Coinbase is facing an internal crisis as it lays off 1,100 employees

Coinbase, the notorious San Francisco-based cryptocurrency exchange, appears to be grappling with an internal crisis of some sort as it deals with the headwinds of the tech and cryptocurrency industry.

On Tuesday, the company announced it was laying off 1,100 employees — nearly a fifth of its staff. It is the final blow to the rapid reversal of the fortunes of the company; After embarking on a mass hiring spree and giant Super Bowl announcement earlier this year, the company has paused hiring and backed away from job offers that had already been accepted.

But in a routine email to employees sent and made public by Coinbase CEO Brian Armstrong outlining the company’s extremely rapid growth and global economic downturn, one sentence stood out (and not just because it was the highest bid in the layoff notice).

Armstrong explained that the demobilized individuals will have access to all of the suspended Coinbase systems, and that they will receive the news in their personal emails.


“Given the number of employees with access to sensitive customer information, it was unfortunately the only practical option, to ensure that no one made a reckless decision that would harm the company or themselves,” Armstrong wrote.

This part is less routine. It’s not uncommon for CEOs to anticipate that any laid off employee might sabotage the company on their way out, let alone hint at any concern about it in a letter to the public.

What could be the reason for these bad intentions?

Last Friday, a petition to remove chief operating officer Emily Choi, chief product officer Surjit Chatterjee and chief human resources officer LJ Brock was leaked with a vote of no-confidence on the Hacker News tech forum.
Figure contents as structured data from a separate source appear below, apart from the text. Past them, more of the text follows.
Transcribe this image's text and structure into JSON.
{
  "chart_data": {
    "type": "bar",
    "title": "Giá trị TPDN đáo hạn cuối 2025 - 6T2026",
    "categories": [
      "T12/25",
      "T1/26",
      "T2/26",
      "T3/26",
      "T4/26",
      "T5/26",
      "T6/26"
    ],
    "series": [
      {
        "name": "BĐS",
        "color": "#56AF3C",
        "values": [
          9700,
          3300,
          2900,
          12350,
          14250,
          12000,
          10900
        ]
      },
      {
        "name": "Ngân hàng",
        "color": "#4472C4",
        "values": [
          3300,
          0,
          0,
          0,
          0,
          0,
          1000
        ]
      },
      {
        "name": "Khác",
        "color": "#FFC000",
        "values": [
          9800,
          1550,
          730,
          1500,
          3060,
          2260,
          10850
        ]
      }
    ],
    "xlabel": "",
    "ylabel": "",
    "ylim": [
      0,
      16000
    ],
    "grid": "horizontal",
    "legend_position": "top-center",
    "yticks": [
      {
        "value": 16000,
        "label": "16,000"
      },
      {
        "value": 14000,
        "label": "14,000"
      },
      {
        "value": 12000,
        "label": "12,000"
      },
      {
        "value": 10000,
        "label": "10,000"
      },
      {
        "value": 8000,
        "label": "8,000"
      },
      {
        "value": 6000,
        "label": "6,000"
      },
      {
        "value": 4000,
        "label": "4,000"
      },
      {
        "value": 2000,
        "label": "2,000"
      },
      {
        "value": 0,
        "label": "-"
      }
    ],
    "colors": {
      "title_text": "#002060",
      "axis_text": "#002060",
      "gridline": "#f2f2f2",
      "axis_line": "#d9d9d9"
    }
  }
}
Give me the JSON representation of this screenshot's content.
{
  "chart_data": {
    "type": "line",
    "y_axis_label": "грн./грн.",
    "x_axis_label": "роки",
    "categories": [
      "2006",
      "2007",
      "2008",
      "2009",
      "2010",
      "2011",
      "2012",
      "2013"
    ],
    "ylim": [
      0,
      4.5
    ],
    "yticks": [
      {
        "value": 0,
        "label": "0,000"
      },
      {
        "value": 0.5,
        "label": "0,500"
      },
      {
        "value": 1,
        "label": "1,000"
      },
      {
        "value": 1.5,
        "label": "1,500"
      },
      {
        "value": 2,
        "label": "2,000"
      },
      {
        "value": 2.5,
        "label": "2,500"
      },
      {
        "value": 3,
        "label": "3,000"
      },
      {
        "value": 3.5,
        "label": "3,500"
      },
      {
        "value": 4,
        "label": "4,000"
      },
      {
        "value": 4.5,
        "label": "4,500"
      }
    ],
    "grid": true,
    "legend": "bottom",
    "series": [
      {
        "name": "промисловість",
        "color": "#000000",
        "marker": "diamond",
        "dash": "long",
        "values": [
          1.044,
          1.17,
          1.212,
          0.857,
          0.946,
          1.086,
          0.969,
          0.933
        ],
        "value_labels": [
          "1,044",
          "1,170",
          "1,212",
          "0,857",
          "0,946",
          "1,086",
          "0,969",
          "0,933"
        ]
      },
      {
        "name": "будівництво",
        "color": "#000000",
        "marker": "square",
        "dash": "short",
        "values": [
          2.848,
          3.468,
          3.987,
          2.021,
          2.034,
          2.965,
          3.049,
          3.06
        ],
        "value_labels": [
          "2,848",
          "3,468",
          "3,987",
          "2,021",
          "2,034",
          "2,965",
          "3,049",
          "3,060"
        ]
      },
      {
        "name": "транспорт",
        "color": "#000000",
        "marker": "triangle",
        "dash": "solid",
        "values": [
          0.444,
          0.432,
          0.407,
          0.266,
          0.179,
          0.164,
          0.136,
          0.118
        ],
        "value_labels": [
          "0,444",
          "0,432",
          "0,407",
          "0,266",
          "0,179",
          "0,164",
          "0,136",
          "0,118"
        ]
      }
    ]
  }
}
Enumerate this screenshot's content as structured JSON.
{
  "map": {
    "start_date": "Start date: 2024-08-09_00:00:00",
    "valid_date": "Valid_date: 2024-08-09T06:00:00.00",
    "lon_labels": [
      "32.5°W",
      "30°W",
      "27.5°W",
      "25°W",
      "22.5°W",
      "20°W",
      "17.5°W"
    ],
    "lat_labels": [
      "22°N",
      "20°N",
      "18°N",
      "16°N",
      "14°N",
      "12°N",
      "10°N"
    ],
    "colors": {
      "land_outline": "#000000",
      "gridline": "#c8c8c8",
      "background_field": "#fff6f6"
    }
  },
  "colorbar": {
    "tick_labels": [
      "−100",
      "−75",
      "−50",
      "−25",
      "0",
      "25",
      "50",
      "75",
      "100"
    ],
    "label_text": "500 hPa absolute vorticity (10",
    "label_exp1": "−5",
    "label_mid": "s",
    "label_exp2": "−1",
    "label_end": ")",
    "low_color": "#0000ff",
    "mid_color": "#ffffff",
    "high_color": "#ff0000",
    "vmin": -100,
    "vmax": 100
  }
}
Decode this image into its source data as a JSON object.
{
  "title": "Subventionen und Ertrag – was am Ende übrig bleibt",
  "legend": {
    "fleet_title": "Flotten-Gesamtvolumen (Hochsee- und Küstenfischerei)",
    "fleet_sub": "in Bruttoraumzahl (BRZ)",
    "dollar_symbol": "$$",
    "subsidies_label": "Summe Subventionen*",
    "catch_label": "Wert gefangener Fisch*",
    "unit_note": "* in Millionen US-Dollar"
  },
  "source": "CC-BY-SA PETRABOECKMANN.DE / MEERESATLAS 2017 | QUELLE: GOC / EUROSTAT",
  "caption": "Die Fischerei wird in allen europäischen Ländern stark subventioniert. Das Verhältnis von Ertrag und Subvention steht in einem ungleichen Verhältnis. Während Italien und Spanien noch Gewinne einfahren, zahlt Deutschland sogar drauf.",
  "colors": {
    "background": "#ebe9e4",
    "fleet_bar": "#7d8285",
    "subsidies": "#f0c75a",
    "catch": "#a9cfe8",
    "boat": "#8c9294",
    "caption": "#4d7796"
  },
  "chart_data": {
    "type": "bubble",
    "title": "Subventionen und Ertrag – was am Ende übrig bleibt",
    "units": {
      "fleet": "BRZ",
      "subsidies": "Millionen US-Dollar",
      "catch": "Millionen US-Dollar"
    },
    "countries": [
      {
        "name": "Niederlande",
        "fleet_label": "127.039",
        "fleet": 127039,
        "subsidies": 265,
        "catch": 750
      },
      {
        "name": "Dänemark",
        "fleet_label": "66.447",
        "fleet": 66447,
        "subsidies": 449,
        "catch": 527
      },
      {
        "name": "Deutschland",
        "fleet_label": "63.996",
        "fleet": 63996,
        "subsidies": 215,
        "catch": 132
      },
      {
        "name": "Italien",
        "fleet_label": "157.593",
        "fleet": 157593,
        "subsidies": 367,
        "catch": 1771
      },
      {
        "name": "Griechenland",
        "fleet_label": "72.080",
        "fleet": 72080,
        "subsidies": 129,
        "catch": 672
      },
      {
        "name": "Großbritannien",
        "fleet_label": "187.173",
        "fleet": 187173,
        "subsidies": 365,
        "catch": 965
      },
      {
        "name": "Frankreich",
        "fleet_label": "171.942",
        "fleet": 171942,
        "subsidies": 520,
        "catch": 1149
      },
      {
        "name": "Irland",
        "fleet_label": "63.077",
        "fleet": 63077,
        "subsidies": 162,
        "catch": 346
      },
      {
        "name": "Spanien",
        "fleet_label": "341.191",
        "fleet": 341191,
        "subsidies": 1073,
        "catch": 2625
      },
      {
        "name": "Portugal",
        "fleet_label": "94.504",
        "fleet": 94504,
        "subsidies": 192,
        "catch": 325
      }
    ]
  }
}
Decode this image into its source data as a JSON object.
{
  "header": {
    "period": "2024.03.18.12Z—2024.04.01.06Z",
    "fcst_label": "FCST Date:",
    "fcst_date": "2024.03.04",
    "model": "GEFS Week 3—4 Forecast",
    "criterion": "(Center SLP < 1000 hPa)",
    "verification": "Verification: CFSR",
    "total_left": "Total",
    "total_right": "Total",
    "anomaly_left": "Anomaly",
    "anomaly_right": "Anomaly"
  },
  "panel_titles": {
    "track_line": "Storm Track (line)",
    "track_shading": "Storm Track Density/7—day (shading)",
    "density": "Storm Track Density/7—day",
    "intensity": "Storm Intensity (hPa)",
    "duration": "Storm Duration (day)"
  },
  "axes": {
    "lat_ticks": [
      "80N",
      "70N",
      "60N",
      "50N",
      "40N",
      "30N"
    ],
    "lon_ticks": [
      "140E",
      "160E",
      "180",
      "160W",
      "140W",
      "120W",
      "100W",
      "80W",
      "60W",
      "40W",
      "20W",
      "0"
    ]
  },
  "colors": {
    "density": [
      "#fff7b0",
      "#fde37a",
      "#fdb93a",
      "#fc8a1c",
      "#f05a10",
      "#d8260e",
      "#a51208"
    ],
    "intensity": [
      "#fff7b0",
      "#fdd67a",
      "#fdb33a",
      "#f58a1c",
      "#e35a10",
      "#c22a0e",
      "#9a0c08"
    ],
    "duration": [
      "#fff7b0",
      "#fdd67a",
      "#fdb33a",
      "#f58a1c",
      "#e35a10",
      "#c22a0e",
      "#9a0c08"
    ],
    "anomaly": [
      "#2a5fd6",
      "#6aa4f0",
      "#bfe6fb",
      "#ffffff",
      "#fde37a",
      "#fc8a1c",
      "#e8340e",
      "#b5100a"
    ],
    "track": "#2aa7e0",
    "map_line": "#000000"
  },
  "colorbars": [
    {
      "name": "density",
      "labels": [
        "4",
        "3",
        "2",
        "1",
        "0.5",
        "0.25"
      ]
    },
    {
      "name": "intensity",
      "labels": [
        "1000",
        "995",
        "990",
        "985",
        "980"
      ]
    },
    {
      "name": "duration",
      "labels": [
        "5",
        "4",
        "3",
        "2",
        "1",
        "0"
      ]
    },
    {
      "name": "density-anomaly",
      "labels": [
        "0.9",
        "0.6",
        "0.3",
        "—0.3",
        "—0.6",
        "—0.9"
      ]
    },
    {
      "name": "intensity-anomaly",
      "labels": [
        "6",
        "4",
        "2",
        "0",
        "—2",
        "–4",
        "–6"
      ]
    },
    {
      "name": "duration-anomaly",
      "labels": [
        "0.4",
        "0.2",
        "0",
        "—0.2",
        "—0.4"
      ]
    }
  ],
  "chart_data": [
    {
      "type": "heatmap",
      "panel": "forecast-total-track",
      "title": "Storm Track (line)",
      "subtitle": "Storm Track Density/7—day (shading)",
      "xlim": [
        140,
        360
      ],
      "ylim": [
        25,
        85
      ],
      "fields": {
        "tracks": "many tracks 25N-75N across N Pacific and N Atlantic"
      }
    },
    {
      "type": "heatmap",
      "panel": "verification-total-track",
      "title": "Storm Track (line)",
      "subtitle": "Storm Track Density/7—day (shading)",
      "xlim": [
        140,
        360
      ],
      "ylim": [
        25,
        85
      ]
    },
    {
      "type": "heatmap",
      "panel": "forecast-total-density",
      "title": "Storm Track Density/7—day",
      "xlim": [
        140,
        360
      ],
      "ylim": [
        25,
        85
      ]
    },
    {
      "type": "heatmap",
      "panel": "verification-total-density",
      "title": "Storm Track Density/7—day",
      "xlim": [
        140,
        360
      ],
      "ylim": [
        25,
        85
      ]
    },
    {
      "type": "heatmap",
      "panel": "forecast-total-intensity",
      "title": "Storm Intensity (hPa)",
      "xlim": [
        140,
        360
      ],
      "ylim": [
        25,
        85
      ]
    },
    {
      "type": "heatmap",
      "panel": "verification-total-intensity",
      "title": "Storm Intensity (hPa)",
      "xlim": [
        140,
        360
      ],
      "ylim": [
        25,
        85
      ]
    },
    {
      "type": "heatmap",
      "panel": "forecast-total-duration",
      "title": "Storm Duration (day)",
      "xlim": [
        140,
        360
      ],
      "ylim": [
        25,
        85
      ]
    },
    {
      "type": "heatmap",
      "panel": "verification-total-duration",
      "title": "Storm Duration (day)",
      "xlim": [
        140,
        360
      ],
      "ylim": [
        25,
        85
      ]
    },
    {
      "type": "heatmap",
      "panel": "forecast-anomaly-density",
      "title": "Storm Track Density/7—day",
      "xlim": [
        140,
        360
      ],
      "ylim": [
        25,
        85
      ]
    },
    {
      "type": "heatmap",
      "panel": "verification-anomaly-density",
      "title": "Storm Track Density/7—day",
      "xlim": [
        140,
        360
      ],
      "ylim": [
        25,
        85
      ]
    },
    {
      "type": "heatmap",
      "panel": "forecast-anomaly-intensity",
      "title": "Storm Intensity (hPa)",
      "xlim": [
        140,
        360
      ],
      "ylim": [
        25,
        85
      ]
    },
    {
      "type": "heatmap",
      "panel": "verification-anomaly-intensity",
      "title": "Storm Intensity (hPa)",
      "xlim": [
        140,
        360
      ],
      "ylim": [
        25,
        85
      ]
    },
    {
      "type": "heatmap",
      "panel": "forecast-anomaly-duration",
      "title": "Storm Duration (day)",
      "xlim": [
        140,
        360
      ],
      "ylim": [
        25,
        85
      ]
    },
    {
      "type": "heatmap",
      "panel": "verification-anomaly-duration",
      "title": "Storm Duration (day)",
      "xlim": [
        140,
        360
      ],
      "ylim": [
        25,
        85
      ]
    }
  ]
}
In it, an anonymous list of employees expressed concerns that their decision-making was not “in the best interests of the company.”

Among the bad decisions listed are: aggressive hiring (and cancellation of job offers), proposal to rank employees after each interaction, “generally apathetic and sometimes condescending attitude” of executives, and most compelling, “inability to produce any higher or better quality products and services” Although hiring more employees aggressively.”

Instead of not responding – or responding to brawling through internal channels – Armstrong made a bad name for people who wrote and shared this publicly in the 16-Tweet TopicHe described the petition as “really stupid.” (The authenticity of the note is unclear, but in his response Armstrong legitimized the letter.)

There is probably a lot we could do better, Armstrong wrote in response, but if you’re in a place where you want to leak things externally, it’s time to go. “You hurt yourself and those around you.”

Forum commentators have criticized Armstrong for publicly dragging his workers, calling him “boyish” and advising him to “listen to his point”. But more importantly, the concerns of these employees listed were not entirely different from those that Armstrong cited as factors that led to these mass layoffs.

“We wouldn’t be where we are today without your hard work and dedication to our mission,” Armstrong wrote in his announcement Tuesday. “I am so grateful for everything you have done to contribute to our success.”